“Be brave. Be strong. Don’t give up. Expect God to get here soon.” (Psalm 31:24, The Message)
I have spent the majority of my life expecting good things to happen. Things that never came to pass. I’ve been waiting for years to see my eldest son get saved, and now I’m waiting for my little boy to show some kind of interest in God at all.
I’m constantly expecting the goodness of God, which seems to never arrive. I keep expecting God to make the wrongs in my life right, as He promises. I keep expecting justice in the areas where we have seen the bad guys win and we’ve lost everything. I keep expecting God to get us out of poverty. I keep expecting God to show me what my calling is, because every time I get close to what I think it may be, the doors are shut. I keep expecting my in-laws to do the right thing. I keep expecting my husband to be honest with me.

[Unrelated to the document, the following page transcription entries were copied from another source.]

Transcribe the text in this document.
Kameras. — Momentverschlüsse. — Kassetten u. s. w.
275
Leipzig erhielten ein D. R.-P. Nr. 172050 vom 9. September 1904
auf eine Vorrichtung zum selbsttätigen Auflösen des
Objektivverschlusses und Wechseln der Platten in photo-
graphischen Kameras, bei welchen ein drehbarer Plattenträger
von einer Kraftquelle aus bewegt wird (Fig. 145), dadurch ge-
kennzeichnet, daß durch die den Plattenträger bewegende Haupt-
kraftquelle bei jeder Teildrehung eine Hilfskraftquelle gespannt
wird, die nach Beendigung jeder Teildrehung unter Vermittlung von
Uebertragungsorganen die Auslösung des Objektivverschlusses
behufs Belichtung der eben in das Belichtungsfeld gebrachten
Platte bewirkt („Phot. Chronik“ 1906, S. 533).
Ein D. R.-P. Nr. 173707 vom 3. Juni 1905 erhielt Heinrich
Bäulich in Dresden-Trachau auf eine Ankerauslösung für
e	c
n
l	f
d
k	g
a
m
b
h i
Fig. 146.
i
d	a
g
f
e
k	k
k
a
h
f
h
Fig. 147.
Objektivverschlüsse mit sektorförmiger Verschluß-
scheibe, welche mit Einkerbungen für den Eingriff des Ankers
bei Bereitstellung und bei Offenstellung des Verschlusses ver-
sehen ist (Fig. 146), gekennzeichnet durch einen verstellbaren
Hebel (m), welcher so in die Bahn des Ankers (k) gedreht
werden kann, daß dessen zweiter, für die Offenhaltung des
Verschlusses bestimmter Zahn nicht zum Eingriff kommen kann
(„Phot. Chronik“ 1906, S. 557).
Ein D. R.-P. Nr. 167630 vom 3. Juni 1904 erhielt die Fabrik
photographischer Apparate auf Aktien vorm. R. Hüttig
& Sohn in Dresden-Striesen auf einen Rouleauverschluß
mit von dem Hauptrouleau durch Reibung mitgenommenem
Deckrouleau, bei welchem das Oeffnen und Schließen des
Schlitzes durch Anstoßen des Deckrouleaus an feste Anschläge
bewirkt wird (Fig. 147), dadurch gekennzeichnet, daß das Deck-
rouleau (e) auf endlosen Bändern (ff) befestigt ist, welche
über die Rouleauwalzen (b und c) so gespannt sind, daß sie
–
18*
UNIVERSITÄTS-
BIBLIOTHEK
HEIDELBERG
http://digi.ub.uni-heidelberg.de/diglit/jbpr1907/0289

I’ve been brave. I’ve been strong. I haven’t given up. But I’m close.
I keep expecting God to get here soon. And He never shows up.

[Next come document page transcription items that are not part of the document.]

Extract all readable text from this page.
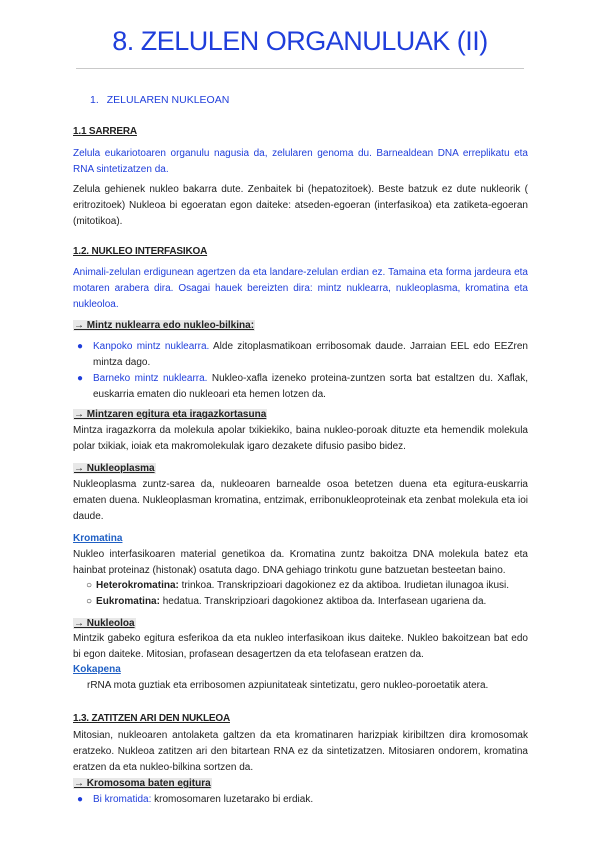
8. ZELULEN ORGANULUAK (II)

1. ZELULAREN NUKLEOAN

1.1 SARRERA

Zelula eukariotoaren organulu nagusia da, zelularen genoma du. Barnealdean DNA erreplikatu eta RNA sintetizatzen da.

Zelula gehienek nukleo bakarra dute. Zenbaitek bi (hepatozitoek). Beste batzuk ez dute nukleorik ( eritrozitoek) Nukleoa bi egoeratan egon daiteke: atseden-egoeran (interfasikoa) eta zatiketa-egoeran (mitotikoa).

1.2. NUKLEO INTERFASIKOA

Animali-zelulan erdigunean agertzen da eta landare-zelulan erdian ez. Tamaina eta forma jardeura eta motaren arabera dira. Osagai hauek bereizten dira: mintz nuklearra, nukleoplasma, kromatina eta nukleoloa.

→ Mintz nuklearra edo nukleo-bilkina:

● Kanpoko mintz nuklearra. Alde zitoplasmatikoan erribosomak daude. Jarraian EEL edo EEZren mintza dago.
● Barneko mintz nuklearra. Nukleo-xafla izeneko proteina-zuntzen sorta bat estaltzen du. Xaflak, euskarria ematen dio nukleoari eta hemen lotzen da.

→ Mintzaren egitura eta iragazkortasuna

Mintza iragazkorra da molekula apolar txikiekiko, baina nukleo-poroak dituzte eta hemendik molekula polar txikiak, ioiak eta makromolekulak igaro dezakete difusio pasibo bidez.

→ Nukleoplasma

Nukleoplasma zuntz-sarea da, nukleoaren barnealde osoa betetzen duena eta egitura-euskarria ematen duena. Nukleoplasman kromatina, entzimak, erribonukleoproteinak eta zenbat molekula eta ioi daude.

Kromatina

Nukleo interfasikoaren material genetikoa da. Kromatina zuntz bakoitza DNA molekula batez eta hainbat proteinaz (histonak) osatuta dago. DNA gehiago trinkotu gune batzuetan besteetan baino.

○ Heterokromatina: trinkoa. Transkripzioari dagokionez ez da aktiboa. Irudietan ilunagoa ikusi.

○ Eukromatina: hedatua. Transkripzioari dagokionez aktiboa da. Interfasean ugariena da.

→ Nukleoloa

Mintzik gabeko egitura esferikoa da eta nukleo interfasikoan ikus daiteke. Nukleo bakoitzean bat edo bi egon daiteke. Mitosian, profasean desagertzen da eta telofasean eratzen da.

Kokapena

rRNA mota guztiak eta erribosomen azpiunitateak sintetizatu, gero nukleo-poroetatik atera.

1.3. ZATITZEN ARI DEN NUKLEOA

Mitosian, nukleoaren antolaketa galtzen da eta kromatinaren harizpiak kiribiltzen dira kromosomak eratzeko. Nukleoa zatitzen ari den bitartean RNA ez da sintetizatzen. Mitosiaren ondorem, kromatina eratzen da eta nukleo-bilkina sortzen da.

→ Kromosoma baten egitura

● Bi kromatida: kromosomaren luzetarako bi erdiak.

Every time I get a glimmer of hope, it’s snatched away. Every time I think something might change, it’s only just another disappointment.
I keep trying to find hope where there is none. I keep trying to build my faith and just “believe” God’s got this. I keep trying to trust God only to find that when I do I end up in worse places than I was before.
Expecting God reminds me of how I used to wait for my father to come back home after he left us to start another family. It reminds me of how many times my mother used to leave me home alone when I was five and instead of comforting me, she’d get mad at me for being so scared. It reminds me of all the times my eldest son waited for his dad to come pick him up but he never did. It feels a lot like that. This waiting. This expectation.
And yet, here I am…still expecting God to get here soon. I’m either a fool, or I trust God more than I care to admit.